Zu Beginn des Abends begrüßte Klaus Alt von der Unteren Naturschutzbehörde des Landratsamts München die etwa 80 Gäste und stellte die Ziele des dreijährigen Projekts vor. „Was würden Sie dazu sagen, wenn Fremde durch ihr Wohnzimmer laufen und Sie beim Abendessen stören würden?“, fragte er ins Publikum und warb damit um Verständnis für die Tiere und Pflanzen im Isartal, die bei Störungen durch Spaziergänger, Jogger oder Radfahrer nicht einfach in ein anderes Zimmer ausweichen können. Die notwendigen Rückzugs- und Ruheräume fehlen, weil der Mensch immer weiter in bisher unberührte Räume eindringt.
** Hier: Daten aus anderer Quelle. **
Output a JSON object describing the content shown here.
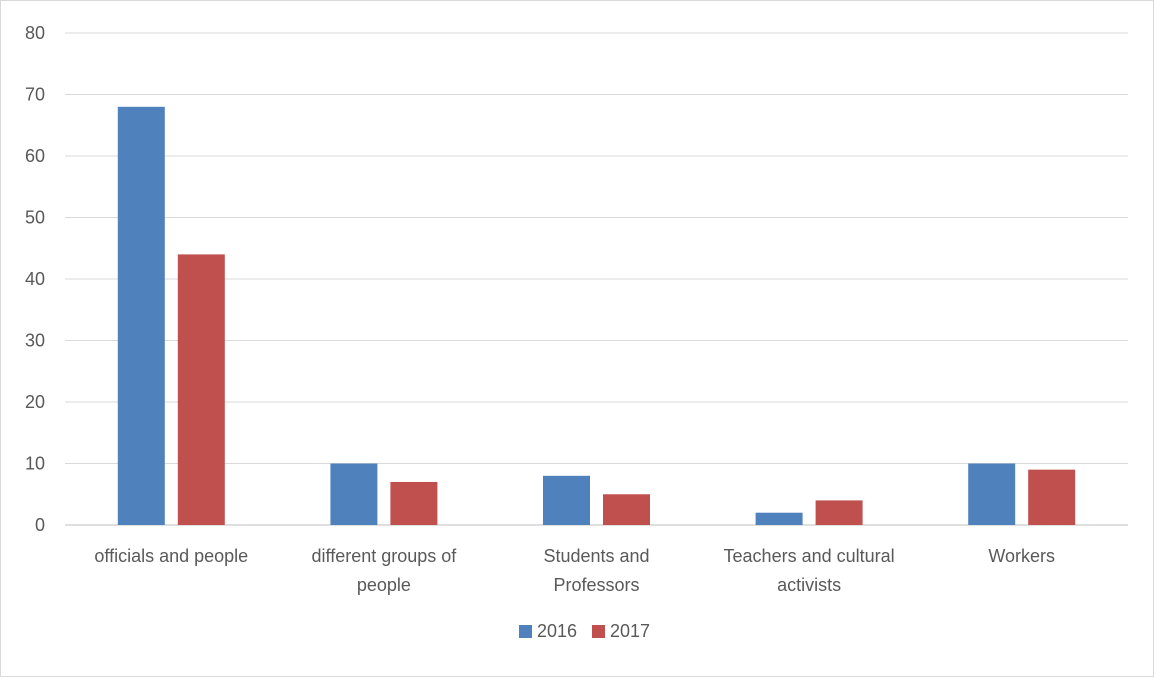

Siering zeigte Verständnis für die Begeisterung der Massen für das Isartal. Die schöne und teilweise noch sehr ursprünglich anmutende Landschaft, die gleißend weißen Kiesbänke und Attraktionen, wie die längste Floßrutsche der Welt im Mühltal, ziehen die Menschen an. Doch der Naturraum hat nicht nur für unsere Erholung eine große Bedeutung. Das Isartal ist neben dem Lechtal eine der wichtigsten Wanderrouten für Tiere und Pflanzen zwischen den Alpen und der Donau. Lebensräume wie die Schneeheide-Kiefernwälder in der Pupplinger Au, die Buchenmischwälder an den Isarhängen sowie die liegenden oder stehenden Totholzstämme beherbergen viele selten gewordene Arten, darunter Schönheiten wie den Frauenschuh, eine der prächtigsten Orchideenarten Europas, den Eisvogel, der je nach Lichteinfall kobaltblau bis türkisfarben schimmert, den Uhu, die größte Eule der Welt, deren Balzrufe aktuell in der Nähe der Burg Schwaneck zu hören sind, oder den gebänderten Pinselkäfer, der auf morsches Buchenholz angewiesen ist und daher in Fichtenmonokulturen nicht überleben kann.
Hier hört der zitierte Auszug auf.